First of all JavaScript is a powerful language, if you still think it is a small language to animate some icons, look what Douglas Crockford has to say on it (http://javascript.crockford.com/javascript.html); even if you are a hardcore
What it makes it also important is that that it is ubiquitous. All browser implement it out of the box and there are less security concerns than with any other language on the browser platform.
But it is also a horrible language. One half of the story is the platform. There isn’t just browser, there are at least four (IE,Mozilla,Opera,Safari). They are similar, but far from being equal. They remind me of the subtle difference between various UNIXes I dealt with 10 years ago (we had to support 8 UNIX and all “tar” commands behaved differently). The browser is the OS for the web-clients (I say clients here, on the server side it is not better if not even worse). For any mid-scale use (=your are neither Google nor your programming your homepage) you have to use some toolkit to harness the power of JavaScript and DHTML. Java main strength is that the platform is virtually no problem, modern C++ use relies on libraries (toolkits in newspeak) to achieve the same.
This is part of the reason why there are so many libraries and generators like (GWT and ZK). The other part is managability of the code; it boils down to the same battle as between Java and Ruby. As JavaScript is (ironically) as expressive as Ruby, it shares the same problems. Both language allow to make marvelous thing with little code, but the problem to manage several 100kloc* written by large, distributed teams over years is either not proven to be solvable (in case of Ruby) or proven to be unsolvable (in case of JavaScript). This is for sure too general, but for average-quality projects not too far off.

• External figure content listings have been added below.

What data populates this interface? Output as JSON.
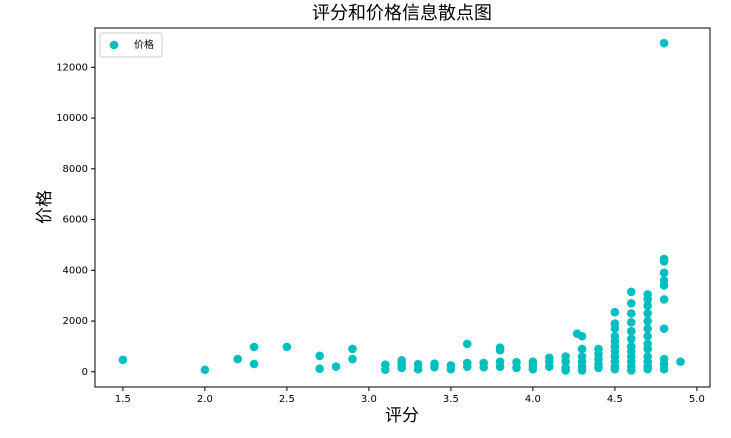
{
  "chart_data": {
    "type": "scatter",
    "title": "评分和价格信息散点图",
    "x_label": "评分",
    "y_label": "价格",
    "x": [
      1.5,
      2.0,
      2.2,
      2.3,
      2.3,
      2.5,
      2.7,
      2.7,
      2.8,
      2.9,
      2.9,
      3.1,
      3.1,
      3.2,
      3.2,
      3.2,
      3.3,
      3.3,
      3.4,
      3.4,
      3.5,
      3.5,
      3.6,
      3.6,
      3.6,
      3.7,
      3.7,
      3.8,
      3.8,
      3.8,
      3.8,
      3.9,
      3.9,
      4.0,
      4.0,
      4.0,
      4.1,
      4.1,
      4.1,
      4.2,
      4.2,
      4.2,
      4.2,
      4.27,
      4.3,
      4.3,
      4.3,
      4.3,
      4.3,
      4.3,
      4.4,
      4.4,
      4.4,
      4.4,
      4.4,
      4.5,
      4.5,
      4.5,
      4.5,
      4.5,
      4.5,
      4.5,
      4.5,
      4.5,
      4.5,
      4.5,
      4.6,
      4.6,
      4.6,
      4.6,
      4.6,
      4.6,
      4.6,
      4.6,
      4.6,
      4.6,
      4.6,
      4.6,
      4.7,
      4.7,
      4.7,
      4.7,
      4.7,
      4.7,
      4.7,
      4.7,
      4.7,
      4.7,
      4.7,
      4.7,
      4.7,
      4.8,
      4.8,
      4.8,
      4.8,
      4.8,
      4.8,
      4.8,
      4.8,
      4.8,
      4.8,
      4.8,
      4.9
    ],
    "series": [
      {
        "name": "价格",
        "color": "#00bfbf",
        "values": [
          470,
          80,
          500,
          980,
          310,
          980,
          630,
          120,
          200,
          900,
          500,
          280,
          80,
          450,
          300,
          150,
          300,
          100,
          320,
          180,
          250,
          100,
          1100,
          350,
          200,
          350,
          180,
          950,
          850,
          400,
          200,
          380,
          150,
          400,
          250,
          100,
          550,
          400,
          200,
          600,
          400,
          150,
          50,
          1500,
          1400,
          900,
          600,
          400,
          200,
          50,
          900,
          700,
          500,
          300,
          150,
          2350,
          1900,
          1700,
          1400,
          1200,
          1000,
          800,
          600,
          400,
          200,
          100,
          3150,
          2700,
          2300,
          1950,
          1600,
          1300,
          1000,
          800,
          600,
          400,
          200,
          50,
          3050,
          2850,
          2600,
          2300,
          2000,
          1700,
          1400,
          1100,
          900,
          600,
          400,
          200,
          100,
          12950,
          4450,
          4350,
          3900,
          3600,
          3400,
          2850,
          1700,
          500,
          300,
          100,
          400
        ]
      }
    ],
    "xlim": [
      1.33,
      5.08
    ],
    "ylim": [
      -600,
      13550
    ],
    "xticks": [
      1.5,
      {
        "value": 2,
        "label": "2.0"
      },
      2.5,
      {
        "value": 3,
        "label": "3.0"
      },
      3.5,
      {
        "value": 4,
        "label": "4.0"
      },
      4.5,
      {
        "value": 5,
        "label": "5.0"
      }
    ],
    "yticks": [
      0,
      2000,
      4000,
      6000,
      8000,
      10000,
      12000
    ],
    "legend": "upper left"
  }
}
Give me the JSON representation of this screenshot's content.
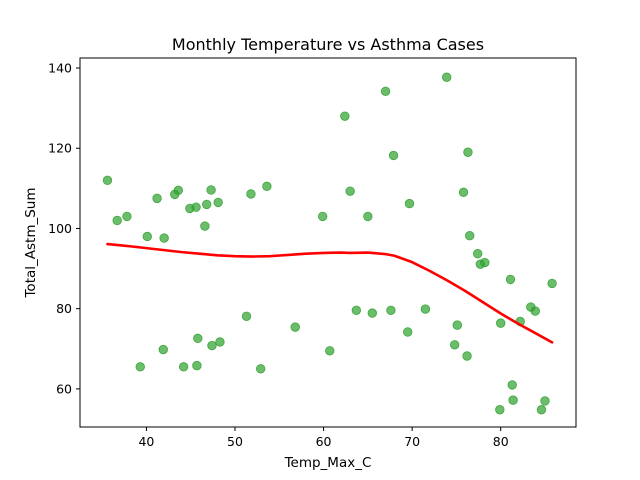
{
  "chart_data": {
    "type": "scatter",
    "title": "Monthly Temperature vs Asthma Cases",
    "xlabel": "Temp_Max_C",
    "ylabel": "Total_Astm_Sum",
    "xlim": [
      32.5,
      88.5
    ],
    "ylim": [
      50.5,
      142.5
    ],
    "xticks": [
      40,
      50,
      60,
      70,
      80
    ],
    "yticks": [
      60,
      80,
      100,
      120,
      140
    ],
    "grid": false,
    "colors": {
      "points": "#2ca02c",
      "trend": "#ff0000"
    },
    "points": [
      [
        35.6,
        112
      ],
      [
        36.7,
        102
      ],
      [
        37.8,
        103
      ],
      [
        39.3,
        65.5
      ],
      [
        40.1,
        98
      ],
      [
        41.2,
        107.5
      ],
      [
        41.9,
        69.8
      ],
      [
        42.0,
        97.6
      ],
      [
        43.2,
        108.5
      ],
      [
        43.6,
        109.5
      ],
      [
        44.2,
        65.5
      ],
      [
        44.9,
        105
      ],
      [
        45.6,
        105.3
      ],
      [
        45.7,
        65.8
      ],
      [
        45.8,
        72.6
      ],
      [
        46.6,
        100.6
      ],
      [
        46.8,
        106
      ],
      [
        47.3,
        109.6
      ],
      [
        47.4,
        70.8
      ],
      [
        48.1,
        106.5
      ],
      [
        48.3,
        71.7
      ],
      [
        51.3,
        78.1
      ],
      [
        51.8,
        108.6
      ],
      [
        52.9,
        65
      ],
      [
        53.6,
        110.5
      ],
      [
        56.8,
        75.4
      ],
      [
        59.9,
        103
      ],
      [
        60.7,
        69.5
      ],
      [
        62.4,
        128
      ],
      [
        63.0,
        109.3
      ],
      [
        63.7,
        79.6
      ],
      [
        65.0,
        103
      ],
      [
        65.5,
        78.9
      ],
      [
        67.0,
        134.2
      ],
      [
        67.6,
        79.6
      ],
      [
        67.9,
        118.2
      ],
      [
        69.5,
        74.2
      ],
      [
        69.7,
        106.2
      ],
      [
        71.5,
        79.9
      ],
      [
        73.9,
        137.7
      ],
      [
        74.8,
        71
      ],
      [
        75.1,
        75.9
      ],
      [
        75.8,
        109
      ],
      [
        76.2,
        68.2
      ],
      [
        76.3,
        119
      ],
      [
        76.5,
        98.2
      ],
      [
        77.4,
        93.7
      ],
      [
        77.7,
        91.1
      ],
      [
        78.2,
        91.5
      ],
      [
        79.9,
        54.8
      ],
      [
        80.0,
        76.4
      ],
      [
        81.1,
        87.3
      ],
      [
        81.3,
        61
      ],
      [
        81.4,
        57.2
      ],
      [
        82.2,
        76.8
      ],
      [
        83.4,
        80.4
      ],
      [
        83.9,
        79.4
      ],
      [
        84.6,
        54.8
      ],
      [
        85.0,
        57
      ],
      [
        85.8,
        86.3
      ]
    ],
    "trend": [
      [
        35.6,
        96.1
      ],
      [
        38,
        95.6
      ],
      [
        40,
        95.1
      ],
      [
        42,
        94.6
      ],
      [
        44,
        94.1
      ],
      [
        46,
        93.7
      ],
      [
        48,
        93.3
      ],
      [
        50,
        93.1
      ],
      [
        52,
        93.0
      ],
      [
        54,
        93.1
      ],
      [
        56,
        93.4
      ],
      [
        58,
        93.7
      ],
      [
        60,
        93.9
      ],
      [
        62,
        94.0
      ],
      [
        63,
        93.9
      ],
      [
        65,
        94.0
      ],
      [
        67,
        93.6
      ],
      [
        68,
        93.2
      ],
      [
        70,
        91.6
      ],
      [
        72,
        89.4
      ],
      [
        74,
        87.0
      ],
      [
        76,
        84.4
      ],
      [
        78,
        81.6
      ],
      [
        80,
        78.8
      ],
      [
        82,
        76.2
      ],
      [
        84,
        73.8
      ],
      [
        85.8,
        71.6
      ]
    ]
  }
}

I am not talking about Ruby here (a well-designed language BTW), but JavaScript has some serious issues:
- There are some flaws in the spec (what is “this”)
- encapsulation asks for a horrible syntax
- versioning on the “deployment”
- IDE-support is poor, thus
- limited refactoring
- debugging
This limits productivity as soon as the complexity grows beyond a small team. This means that it is well possible to have high-quality toolkits or to use (like GWT) JavaScript like advanced bytecode, but projects like Phobos can get you into trouble even if you start off well. If you know you will perhaps never reach the complexity where the know issue become a problem - and I think 80% of all projects never do - the issues are managable or non-existant. For the other 20% (large enterprise applications) that pay 80% of the salaries, I find it too risky or frankly - from 1st-hand experience - “inappropiate”.

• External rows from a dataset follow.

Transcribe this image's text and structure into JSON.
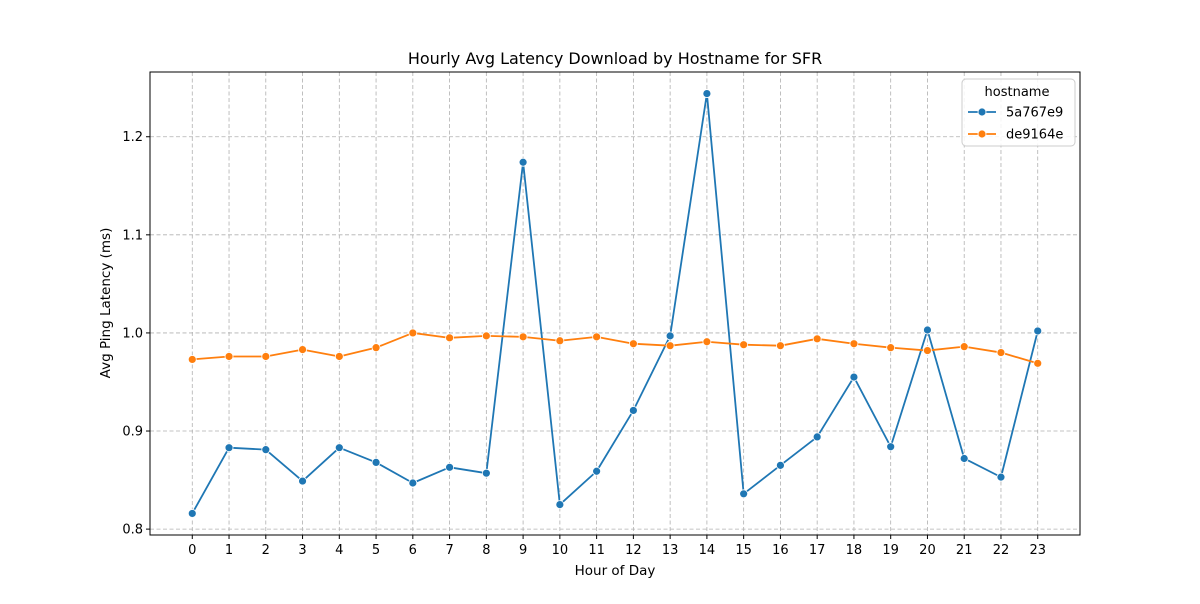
{
  "chart_data": {
    "type": "line",
    "title": "Hourly Avg Latency Download by Hostname for SFR",
    "xlabel": "Hour of Day",
    "ylabel": "Avg Ping Latency (ms)",
    "x": [
      0,
      1,
      2,
      3,
      4,
      5,
      6,
      7,
      8,
      9,
      10,
      11,
      12,
      13,
      14,
      15,
      16,
      17,
      18,
      19,
      20,
      21,
      22,
      23
    ],
    "xlim": [
      -1.15,
      24.15
    ],
    "ylim": [
      0.794,
      1.266
    ],
    "yticks": [
      0.8,
      0.9,
      1.0,
      1.1,
      1.2
    ],
    "grid": true,
    "legend": {
      "title": "hostname",
      "placement": "top-right"
    },
    "series": [
      {
        "name": "5a767e9",
        "color": "#1f77b4",
        "marker": "circle",
        "values": [
          0.816,
          0.883,
          0.881,
          0.849,
          0.883,
          0.868,
          0.847,
          0.863,
          0.857,
          1.174,
          0.825,
          0.859,
          0.921,
          0.997,
          1.244,
          0.836,
          0.865,
          0.894,
          0.955,
          0.884,
          1.003,
          0.872,
          0.853,
          1.002
        ]
      },
      {
        "name": "de9164e",
        "color": "#ff7f0e",
        "marker": "circle",
        "values": [
          0.973,
          0.976,
          0.976,
          0.983,
          0.976,
          0.985,
          1.0,
          0.995,
          0.997,
          0.996,
          0.992,
          0.996,
          0.989,
          0.987,
          0.991,
          0.988,
          0.987,
          0.994,
          0.989,
          0.985,
          0.982,
          0.986,
          0.98,
          0.969
        ]
      }
    ]
  }
}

*On complexity: If a language promises that you can do something with a tenth of the code you’d need in language X; this might be right. But don’t expect that this resolves your complextity problems. Most problems complexity is not linear like the code reduction you might get (let’s leave out the inherent complexity); it is quadratic or exponential at worst. A better (=more appropiate for your problem) language will only buy you (at best) some time. You have to work on the problem to survive in the long run and you have to use tools, so a well “toolable” language (and Java is perhaps best in this category, at least in respect of existing tools, for example Jackpot) can easily overcompensate a bit verbosity.